Mais soyons fair-play, et reconnaissons pour finir que Rabhi ne fait pas que récolter la charité de millionnaires pour financer les activités de son réseau de jardiniers incompétents. Il sait aussi donner de sa personne, et les supports de sa parole de type livres ou DVD se vendent sans doute bien et viennent compenser ce que l'activité (très peu) productive ne parvient pas à assurer. D'ailleurs, d'une certaine manière, la parole de Rabhi elle-même est d'or, au sens propre du terme. En effet, Rabhi peut aussi avoir des caprices de diva et sait monnayer ses prêches publics à leur juste valeur (à ses yeux). Par exemple, quand la mairie de Privas en Ardèche l'a sollicité en 2012 pour participer à la semaine du développement durable, il a dû décliner l'offre. Bien qu'il se sentait alors « dans l’optimum de [ses] compétences spécifiques » [= parler pendant des heures pour brasser du vide], il était appelé en d'autres lieux, notamment à l'international – le local, on vous dit, le local- , parce que, on s'en doute, il est très demandé. Ce qui est par contre plus surprenant dans la réponse faite par une collaboratrice de Rabhi aux solliciteurs privadois, c'est leur choix de ne faire participer Rabhi qu'à un événement  « en mesure d’accueillir au minimum 600 personnes et qui soit bien relayée dans les médias. », avec comme conditions (toutefois négociables) de rembourser les frais de déplacement, hôtel et nourriture pour deux personnes [normal] en plus d'un cachet de.... 1000 euros ! [Source de l'information protégée, mais bon, la ville a été gérée par la gauche, alors....]

Pour prendre la mesure de la chose, je précise que j'organise depuis des années dans la même ville des conférences avec des intervenants universitaires dont certains sont des pointures dans leur domaine, et avec tous  infiniment plus de compétences spécifiques à leur optimum que n'en a jamais eues Pierre Rabhi.  Et tous l'ont fait gratuitement, sans rechigner à causer dans un café devant 20 personnes, en étant quasiment toujours logé chez l'habitant,  et alors que certains refusaient même [à mon grand désarroi]  de se faire simplement  prendre en charge leur repas.

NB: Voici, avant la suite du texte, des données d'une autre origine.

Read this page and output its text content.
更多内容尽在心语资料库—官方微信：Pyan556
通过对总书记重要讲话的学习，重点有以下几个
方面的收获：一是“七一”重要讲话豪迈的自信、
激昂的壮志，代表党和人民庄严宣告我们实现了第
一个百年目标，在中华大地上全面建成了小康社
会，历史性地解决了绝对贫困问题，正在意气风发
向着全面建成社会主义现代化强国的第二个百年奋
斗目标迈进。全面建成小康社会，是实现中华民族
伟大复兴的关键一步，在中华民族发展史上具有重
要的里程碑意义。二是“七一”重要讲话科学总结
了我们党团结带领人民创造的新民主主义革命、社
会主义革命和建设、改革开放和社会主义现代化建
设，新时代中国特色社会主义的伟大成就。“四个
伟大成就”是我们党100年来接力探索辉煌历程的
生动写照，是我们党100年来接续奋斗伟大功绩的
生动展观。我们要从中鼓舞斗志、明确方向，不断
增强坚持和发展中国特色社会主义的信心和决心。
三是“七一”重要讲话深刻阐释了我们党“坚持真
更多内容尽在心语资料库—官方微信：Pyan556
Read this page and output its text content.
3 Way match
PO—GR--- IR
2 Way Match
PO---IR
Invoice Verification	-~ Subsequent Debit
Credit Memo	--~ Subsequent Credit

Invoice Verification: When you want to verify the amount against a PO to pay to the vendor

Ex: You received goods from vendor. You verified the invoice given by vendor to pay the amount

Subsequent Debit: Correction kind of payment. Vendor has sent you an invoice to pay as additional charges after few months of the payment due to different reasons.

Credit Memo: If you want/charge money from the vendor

Rabhi, lui, en voisin ardéchois qu'il est,  n'avait en gros qu'à franchir le col de l'Escrinet pour venir délivrer son préchi-précha vide de toute information concrète et qui ne demande donc aucun travail de préparation. Pour 1000 euros et devant 600 personnes minimum...

Conclusion :

 L'interview de Médiapart avec Pierre Rabhi était titrée selon ses mots : « Le développement durable est une mystification ».

 Le développement durable, je sais pas.

Mais ce dont je suis sûr, c'est que Pierre Rabhi est une mystification.